Раздался телефонный звонок. Балагуров снял трубку. И обрадовался, услышав голос Межова:

— Здравствуйте, Иван Никитич! Привет вам от Ивана Великого в Москве, от самой Москвы…

Балагуров засмеялся.

— Спасибо. Много приветов получал, но от колокольни — впервые! Спасибо, Сергей Николаевич. Ну, как отдохнул? Жену не привез?

— Не едет жена, отказалась… — Межов вздохнул. — А отпуск провел с пользой. Ученых птицеводов повидал, на птицефабрике под Москвой был, автоклав достал для кормокухни. Даже об отгрузке договорился, скоро прибудет. Я расскажу потом подробней.

— Ну, молодец, хорошо! Ты сегодня загляни вечерком. У нас, правда, тут семинарские занятия будут, но ты пораньше зайди, а опоздаешь — потом поговорим, после занятий. Ну, до встречи!
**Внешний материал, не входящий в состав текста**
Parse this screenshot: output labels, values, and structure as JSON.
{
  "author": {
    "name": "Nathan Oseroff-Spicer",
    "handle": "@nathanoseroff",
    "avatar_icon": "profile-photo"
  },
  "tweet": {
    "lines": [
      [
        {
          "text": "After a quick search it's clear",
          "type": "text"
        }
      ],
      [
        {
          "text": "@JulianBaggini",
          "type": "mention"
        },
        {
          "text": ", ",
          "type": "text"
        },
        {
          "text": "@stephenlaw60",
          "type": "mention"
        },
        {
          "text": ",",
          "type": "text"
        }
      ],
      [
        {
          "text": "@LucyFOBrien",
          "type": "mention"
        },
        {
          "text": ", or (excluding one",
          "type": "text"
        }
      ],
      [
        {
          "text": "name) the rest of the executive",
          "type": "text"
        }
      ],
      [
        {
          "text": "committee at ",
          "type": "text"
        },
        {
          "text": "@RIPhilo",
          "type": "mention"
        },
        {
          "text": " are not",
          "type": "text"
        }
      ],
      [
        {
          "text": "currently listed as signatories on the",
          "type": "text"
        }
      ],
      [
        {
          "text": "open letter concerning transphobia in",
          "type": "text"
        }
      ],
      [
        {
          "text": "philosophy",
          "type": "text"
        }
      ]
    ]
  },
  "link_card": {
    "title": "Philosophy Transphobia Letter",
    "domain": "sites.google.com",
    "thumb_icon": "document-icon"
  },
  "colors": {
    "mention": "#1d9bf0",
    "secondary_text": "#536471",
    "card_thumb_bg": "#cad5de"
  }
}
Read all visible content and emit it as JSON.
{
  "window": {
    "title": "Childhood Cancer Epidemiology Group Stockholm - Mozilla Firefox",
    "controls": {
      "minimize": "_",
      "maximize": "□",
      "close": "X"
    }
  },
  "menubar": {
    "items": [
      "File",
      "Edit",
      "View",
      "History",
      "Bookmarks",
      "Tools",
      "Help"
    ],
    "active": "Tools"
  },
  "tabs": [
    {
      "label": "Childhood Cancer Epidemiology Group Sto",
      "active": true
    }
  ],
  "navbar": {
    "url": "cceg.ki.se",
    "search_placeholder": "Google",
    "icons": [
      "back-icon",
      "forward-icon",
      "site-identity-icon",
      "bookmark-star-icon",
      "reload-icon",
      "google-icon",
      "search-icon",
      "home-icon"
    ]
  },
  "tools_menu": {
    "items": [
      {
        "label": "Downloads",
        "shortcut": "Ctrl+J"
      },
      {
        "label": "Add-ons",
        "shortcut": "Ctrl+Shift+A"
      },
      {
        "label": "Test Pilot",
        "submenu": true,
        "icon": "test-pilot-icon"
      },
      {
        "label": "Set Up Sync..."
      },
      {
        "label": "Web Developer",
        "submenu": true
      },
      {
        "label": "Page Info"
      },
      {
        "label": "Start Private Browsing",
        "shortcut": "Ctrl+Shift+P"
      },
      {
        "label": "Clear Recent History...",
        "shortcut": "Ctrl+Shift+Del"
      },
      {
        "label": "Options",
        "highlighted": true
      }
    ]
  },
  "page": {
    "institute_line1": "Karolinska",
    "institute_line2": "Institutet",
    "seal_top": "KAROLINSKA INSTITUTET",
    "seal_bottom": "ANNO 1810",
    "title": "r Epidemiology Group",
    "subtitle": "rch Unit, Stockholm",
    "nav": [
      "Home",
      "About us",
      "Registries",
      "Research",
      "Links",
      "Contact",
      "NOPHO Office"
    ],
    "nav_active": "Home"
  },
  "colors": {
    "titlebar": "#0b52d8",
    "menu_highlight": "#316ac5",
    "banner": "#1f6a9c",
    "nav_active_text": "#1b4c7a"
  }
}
Вот кто может стать правой рукой, и надежная, крепкая будет рука. Колхоз объединим с совхозом, и Мытарин пусть директорствует, а Межову — кресло председателя райисполкома. Правда, Щербинина проводить не так-то просто, хотя здоровьишко у него не ахти.
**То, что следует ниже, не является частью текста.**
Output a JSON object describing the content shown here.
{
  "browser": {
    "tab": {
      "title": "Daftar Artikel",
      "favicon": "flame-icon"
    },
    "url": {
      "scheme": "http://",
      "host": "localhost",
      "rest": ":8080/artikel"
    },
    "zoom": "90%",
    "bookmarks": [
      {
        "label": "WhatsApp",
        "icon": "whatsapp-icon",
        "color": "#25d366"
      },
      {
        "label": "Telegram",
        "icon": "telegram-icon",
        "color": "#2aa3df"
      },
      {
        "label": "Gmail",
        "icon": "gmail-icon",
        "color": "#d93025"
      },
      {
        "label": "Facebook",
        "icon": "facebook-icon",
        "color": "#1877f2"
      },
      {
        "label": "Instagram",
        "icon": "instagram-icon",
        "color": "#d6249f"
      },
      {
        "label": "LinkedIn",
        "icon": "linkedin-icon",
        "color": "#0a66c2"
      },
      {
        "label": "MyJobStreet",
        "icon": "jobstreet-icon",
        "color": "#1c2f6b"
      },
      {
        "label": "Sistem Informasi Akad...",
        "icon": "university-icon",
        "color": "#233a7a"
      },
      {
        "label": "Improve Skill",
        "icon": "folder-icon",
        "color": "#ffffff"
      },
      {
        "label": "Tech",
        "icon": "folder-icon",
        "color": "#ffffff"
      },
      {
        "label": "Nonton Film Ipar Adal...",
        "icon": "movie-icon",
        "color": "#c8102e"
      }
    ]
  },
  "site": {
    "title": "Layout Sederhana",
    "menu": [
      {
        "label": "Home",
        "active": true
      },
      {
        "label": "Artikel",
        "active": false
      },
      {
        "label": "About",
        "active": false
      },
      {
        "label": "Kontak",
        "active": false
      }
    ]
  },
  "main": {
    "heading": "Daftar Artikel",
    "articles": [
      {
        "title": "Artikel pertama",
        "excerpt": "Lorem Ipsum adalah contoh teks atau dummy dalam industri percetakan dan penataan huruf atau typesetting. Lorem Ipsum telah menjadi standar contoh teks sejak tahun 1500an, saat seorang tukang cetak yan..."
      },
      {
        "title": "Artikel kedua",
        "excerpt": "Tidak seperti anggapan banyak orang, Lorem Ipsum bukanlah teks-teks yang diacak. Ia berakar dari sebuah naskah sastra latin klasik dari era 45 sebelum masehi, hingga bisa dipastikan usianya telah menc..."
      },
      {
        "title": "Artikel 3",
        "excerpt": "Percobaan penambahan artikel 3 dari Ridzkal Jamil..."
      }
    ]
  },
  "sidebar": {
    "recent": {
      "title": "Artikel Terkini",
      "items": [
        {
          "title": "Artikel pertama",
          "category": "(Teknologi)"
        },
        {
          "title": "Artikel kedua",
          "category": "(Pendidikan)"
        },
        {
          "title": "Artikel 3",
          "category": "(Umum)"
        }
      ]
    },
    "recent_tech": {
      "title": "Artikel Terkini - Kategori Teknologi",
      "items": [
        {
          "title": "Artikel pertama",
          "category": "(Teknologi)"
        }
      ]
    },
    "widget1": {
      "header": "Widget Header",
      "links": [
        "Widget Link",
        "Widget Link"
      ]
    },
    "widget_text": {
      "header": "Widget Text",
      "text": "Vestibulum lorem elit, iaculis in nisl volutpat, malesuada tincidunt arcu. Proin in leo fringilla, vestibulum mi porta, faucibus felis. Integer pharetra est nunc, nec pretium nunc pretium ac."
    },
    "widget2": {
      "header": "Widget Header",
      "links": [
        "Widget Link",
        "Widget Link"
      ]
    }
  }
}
Зазвонил опять телефон, в трубке кашель, потом хриплый голос Щербинина. Легок на помине!

— Сегодня, кажется, у нас семинар? Я не ошибаюсь?
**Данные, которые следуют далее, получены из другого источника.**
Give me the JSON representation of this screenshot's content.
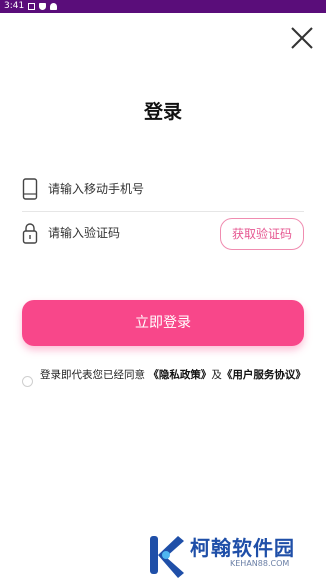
{
  "status_bar": {
    "time": "3:41"
  },
  "screen": {
    "title": "登录",
    "phone_input": {
      "placeholder": "请输入移动手机号",
      "value": ""
    },
    "code_input": {
      "placeholder": "请输入验证码",
      "value": ""
    },
    "get_code_label": "获取验证码",
    "login_label": "立即登录",
    "agreement": {
      "prefix": "登录即代表您已经同意 ",
      "privacy_link": "《隐私政策》",
      "joiner": "及",
      "service_link": "《用户服务协议》"
    }
  },
  "watermark": {
    "title": "柯翰软件园",
    "subtitle": "KEHAN88.COM"
  },
  "colors": {
    "accent": "#f8478a",
    "status_bar": "#5a0d7a",
    "watermark": "#1f4fa8"
  },
  "icons": {
    "close": "close-icon",
    "phone": "smartphone-icon",
    "lock": "lock-icon"
  }
}
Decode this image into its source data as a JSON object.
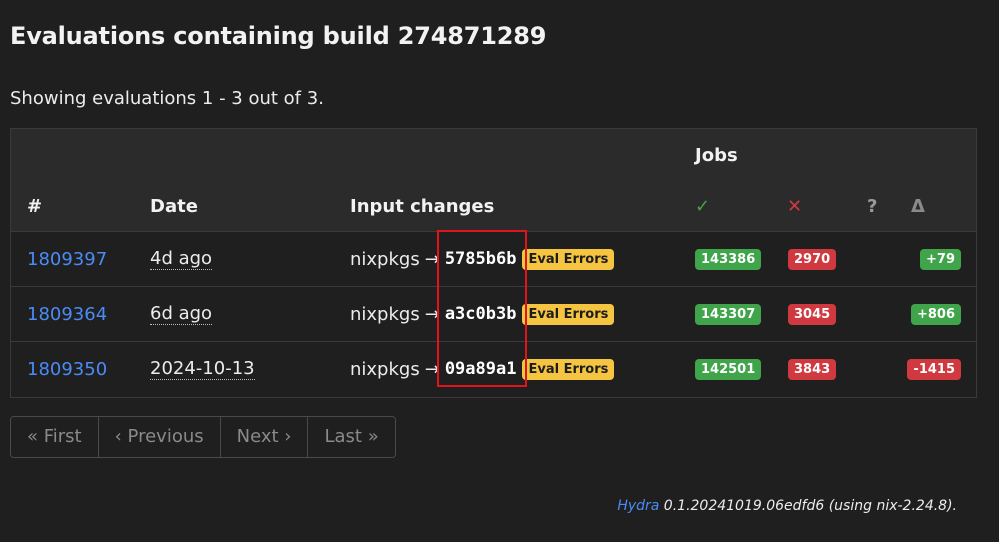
{
  "page": {
    "title": "Evaluations containing build 274871289",
    "showing": "Showing evaluations 1 - 3 out of 3."
  },
  "table": {
    "headers": {
      "jobs": "Jobs",
      "id": "#",
      "date": "Date",
      "input_changes": "Input changes",
      "succeeded": "✓",
      "failed": "✕",
      "queued": "?",
      "delta": "Δ"
    },
    "rows": [
      {
        "id": "1809397",
        "date": "4d ago",
        "input": "nixpkgs",
        "arrow": "→",
        "commit": "5785b6b",
        "badge": "Eval Errors",
        "succeeded": "143386",
        "failed": "2970",
        "delta": "+79",
        "delta_status": "positive"
      },
      {
        "id": "1809364",
        "date": "6d ago",
        "input": "nixpkgs",
        "arrow": "→",
        "commit": "a3c0b3b",
        "badge": "Eval Errors",
        "succeeded": "143307",
        "failed": "3045",
        "delta": "+806",
        "delta_status": "positive"
      },
      {
        "id": "1809350",
        "date": "2024-10-13",
        "input": "nixpkgs",
        "arrow": "→",
        "commit": "09a89a1",
        "badge": "Eval Errors",
        "succeeded": "142501",
        "failed": "3843",
        "delta": "-1415",
        "delta_status": "negative"
      }
    ]
  },
  "pagination": {
    "first": "« First",
    "previous": "‹ Previous",
    "next": "Next ›",
    "last": "Last »"
  },
  "footer": {
    "link": "Hydra",
    "text": " 0.1.20241019.06edfd6 (using nix-2.24.8)."
  },
  "colors": {
    "background": "#1f1f1f",
    "header_bg": "#2b2b2b",
    "link": "#4b8bf5",
    "success": "#3fa44a",
    "error": "#d0393f",
    "warning": "#f5c542",
    "highlight": "#e0141a"
  }
}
— Да, сегодня, — сказал Балагуров. — О коллективизации.

— Тему я знаю. Приду.

Балагуров достал из ящика стола тетрадь с записями по этой теме, полистал, вызвал по телефону Ручьева, который готовил доклад для сегодняшнего семинара.

— Ну, как дела, Толя, коленки не дрожат?

— Немножко, Иван Никитич.

Ручьев подал аккуратную папочку, в которой лежали отпечатанные на машинке листки с тезисами доклада. Балагуров опустил со лба очки, стал читать.

— Я и критически пытался посмотреть, как вы советовали, — сообщил Ручьев. — Не знаю, что вышло, трудно очень. Коллективизация — такое событие, что даже сейчас трудно оценить.

— Ничего, не скромничай, получается. Так… Так, правильно… Молодец, Толя… М-м, тут что-то не очень. И насчет правой оппозиции вышло не очень уверенно, поправь.

— Хорошо, Иван Никитич, спасибо. — Ручьев захлопнул папочку и заторопился к себе: до начала семинара оставалось не больше двух часов.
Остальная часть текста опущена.